I just had gay sex. What should I do?

Last updated on August 24, 2020

Question:

I want to ask you a question, I am gay so what should I do? I’ve tried my level best to avoid boys, but whenever I see a hot boy I just want to kiss him. Yesterday a boy kissed me on the lips and we had some sexual activity like touching each other, kissing, and licking. Then today we had gay sex. I am only 13. What should I do now?

Answer:

What we ought to do is sit down and have a long talk, heart to heart. My door is open, but I know it can be hard to find your way here.

I’m going to be blunt. I may hurt your feelings, but you need to hear this. However, before I start I want you to know that I would come down just as hard on a thirteen-year-old boy who was having sex with a girl.

What you are doing is sinful, and I think the saddest part is that you know it. I doubt you would be writing to me if you thought otherwise. “Do you not know that the unrighteous will not inherit the kingdom of God? Do not be deceived. Neither fornicators, nor idolaters, nor adulterers, nor homosexuals, nor sodomites, nor thieves, nor covetous, nor drunkards, nor revilers, nor extortioners will inherit the kingdom of God” (I Corinthians 6:9-10). Sex outside of marriage is wrong, whether it is with a girl (fornication), a married woman (adultery), or with a boy (homosexual).

Just because you can ejaculate, it doesn’t mean you are ready for the problems that come with unrestrained sex. You didn’t mention how old the other boy was or how “experienced” he was, but you’ve exposed yourself to numerous problems.

There are physical problems with disease. Skin-to-skin contact of the genitals is a quick way to spread a wide variety of diseases. Even if this was your first encounter, it might not have been for the other boy. You’ve exposed yourself to all the possible diseases of the people with whom the other boy has had sex.

There are emotional problems as well. When you have sex with someone, you tie yourself emotionally to that person. Yet your sexual encounter is casual, as homosexual sex is typically. It is going to fall apart. You and he are going to get hurt. But worse, it will scar you emotionally so that it will be harder to make lasting relationships with other people. There is a strong reason why homosexuals have greater incidences of depression and suicide than any other group. The core of these problems is sex without commitment.

There are also spiritual problems.
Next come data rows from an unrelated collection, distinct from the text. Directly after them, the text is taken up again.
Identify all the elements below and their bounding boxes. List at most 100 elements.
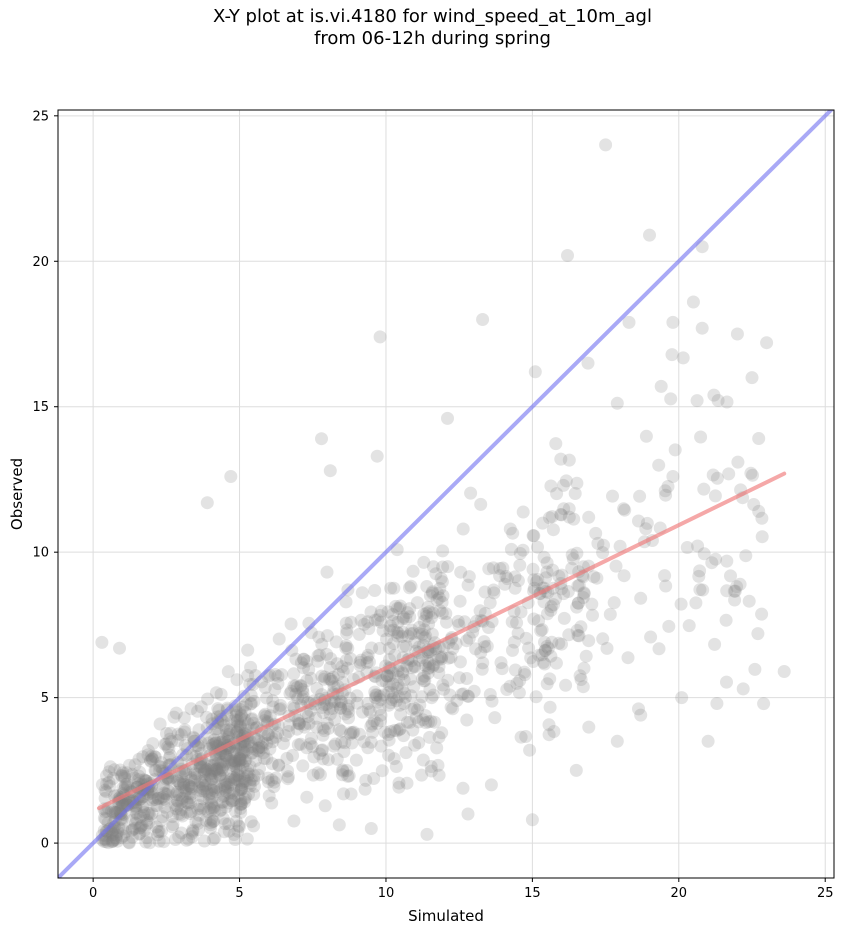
scatter-point [165,810,179,824]
scatter-point [189,815,203,829]
scatter-point [541,607,554,621]
scatter-point [186,823,200,837]
scatter-point [326,670,340,684]
scatter-point [183,791,197,805]
scatter-point [274,698,287,712]
scatter-point [526,529,540,543]
scatter-point [297,661,310,675]
scatter-point [369,691,382,705]
scatter-point [233,751,246,765]
scatter-point [120,766,134,780]
scatter-point [177,711,191,725]
scatter-point [341,769,355,783]
scatter-point [286,749,300,762]
scatter-point [204,812,218,826]
scatter-point [247,787,261,801]
scatter-point [209,686,223,700]
scatter-point [148,750,162,764]
scatter-point [323,464,337,478]
scatter-point [219,777,233,791]
scatter-point [576,680,590,694]
scatter-point [586,608,599,622]
chart-title-line-1: X-Y plot at is.vi.4180 for wind_speed_at… [213,6,652,27]
scatter-point [493,569,507,583]
scatter-point [518,668,532,682]
scatter-point [346,726,360,740]
scatter-point [554,508,568,521]
scatter-point [374,693,387,707]
scatter-point [332,697,346,711]
scatter-point [562,510,576,524]
scatter-point [177,781,191,794]
scatter-point [407,659,421,673]
scatter-point [659,579,673,593]
scatter-point [238,740,252,754]
scatter-point [238,754,252,768]
scatter-point [204,767,218,781]
scatter-point [373,330,387,344]
scatter-point [376,624,390,638]
scatter-point [252,741,266,755]
scatter-point [398,690,412,704]
scatter-point [450,694,464,707]
scatter-point [216,732,230,746]
scatter-point [130,812,144,826]
scatter-point [415,651,429,665]
scatter-point [225,794,239,808]
scatter-point [426,659,440,673]
scatter-point [442,651,455,665]
scatter-point [476,313,490,326]
scatter-point [373,641,387,655]
scatter-point [565,561,579,575]
scatter-point [214,687,228,701]
scatter-point [343,727,357,741]
scatter-point [120,777,134,791]
scatter-point [249,753,263,767]
scatter-point [433,650,447,664]
scatter-point [622,315,636,329]
scatter-point [326,701,340,715]
scatter-point [544,600,558,614]
scatter-point [231,724,245,738]
scatter-point [123,796,137,810]
scatter-point [420,609,434,623]
scatter-point [220,777,234,791]
scatter-point [480,639,494,653]
scatter-point [207,784,220,797]
scatter-point [184,787,198,801]
scatter-point [696,583,710,597]
scatter-point [275,668,289,682]
scatter-point [234,708,248,722]
scatter-point [235,752,249,766]
scatter-point [391,626,405,640]
scatter-point [694,430,708,444]
scatter-point [415,768,429,782]
scatter-point [544,479,558,493]
scatter-point [526,562,540,576]
scatter-point [529,690,543,704]
scatter-point [565,548,579,562]
scatter-point [167,710,181,724]
scatter-point [444,700,458,714]
scatter-point [227,784,241,798]
scatter-point [109,831,123,845]
scatter-point [258,729,272,743]
scatter-point [216,795,230,809]
scatter-point [272,758,286,772]
scatter-point [381,605,395,619]
scatter-point [137,805,151,819]
scatter-point [244,660,258,674]
scatter-point [398,686,412,700]
scatter-point [665,348,679,362]
scatter-point [572,629,586,643]
scatter-point [727,584,741,598]
scatter-point [128,821,141,835]
scatter-point [152,834,166,848]
scatter-point [106,834,120,848]
scatter-point [357,617,371,631]
scatter-point [329,737,342,751]
scatter-point [373,608,387,622]
scatter-point [452,618,466,632]
scatter-point [220,750,233,764]
scatter-point [410,596,424,610]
You are willing to do something that you know is wrong simply because you get a few moments of pleasure from it. Such an attitude will impact many other facets of your life. It is hard to put trust in someone who puts pleasure before commitment.

The mistake that you made is assuming that sexual desire was a license to sin. At your age, I’m not surprised that you find boys “hot.” When sexual ability first starts, the brain is wide open to anything that is even remotely sexual. You probably would have found a girl equally as “hot” if she came on to you in the same way. But it doesn’t excuse sin. At this point in your life, you need to learn how to control your emotions, your actions, and your sexual desires. Instead, you did whatever you felt without thought to the consequences.

This is not to say that I think your case is a hopeless one. I doubt I would be writing if I did have hope that you’ll change. But the choice has to be your own. I can’t make it for you. I can point you to the path of life which will bring you great happiness in the future, but I can’t walk it for you.

Question:

OK. Well, I meant that I really feel the need to have sexual contact with my boyfriend. I get this urgent feeling inside me. And we didn’t have that kind of sex, like a penis in the butt. Instead, we had some sexual activity, kissing, licking, and smelling, and stuff like that. Now you can try to help me. 🙁

Answer:

Nothing that I stated changes. I didn’t assume you had anal sex. What you are describing is oral sex. But it is still sex. It still can spread diseases, it still involves you emotionally (notice you call him your boyfriend), it is still sinful.

Yes, you have sexual feelings. You are thirteen and your reproductive system has been activated. But what you don’t understand is that anyone can trigger those feelings at this point because of the way the body is designed: girl, boy, young, old, it doesn’t make a difference to your body. What is sad is that you decided to focus your sexual thoughts on boys — there is nothing that makes it this way, that is simply your choice, and you can choose otherwise just as easily.

But at this time in your life, you need to be learning to control your body, not giving in to every urge. “But I discipline my body and bring it into subjection, lest, when I have preached to others, I myself should become disqualified” (I Corinthians 9:27). You are living without self-discipline and that will harm you in the long run.

You ask for help, so I must assume you understand that what you are doing is wrong. Yet, I almost get the impression that you are not really interested in living righteously. You have to make up your mind if you want to have joy in this life and the next, or just moments of physical pleasure and a shortened life with depression and misery. I can only point you in a way that is proven to lead to a better life. You have to decide if you want to walk that path.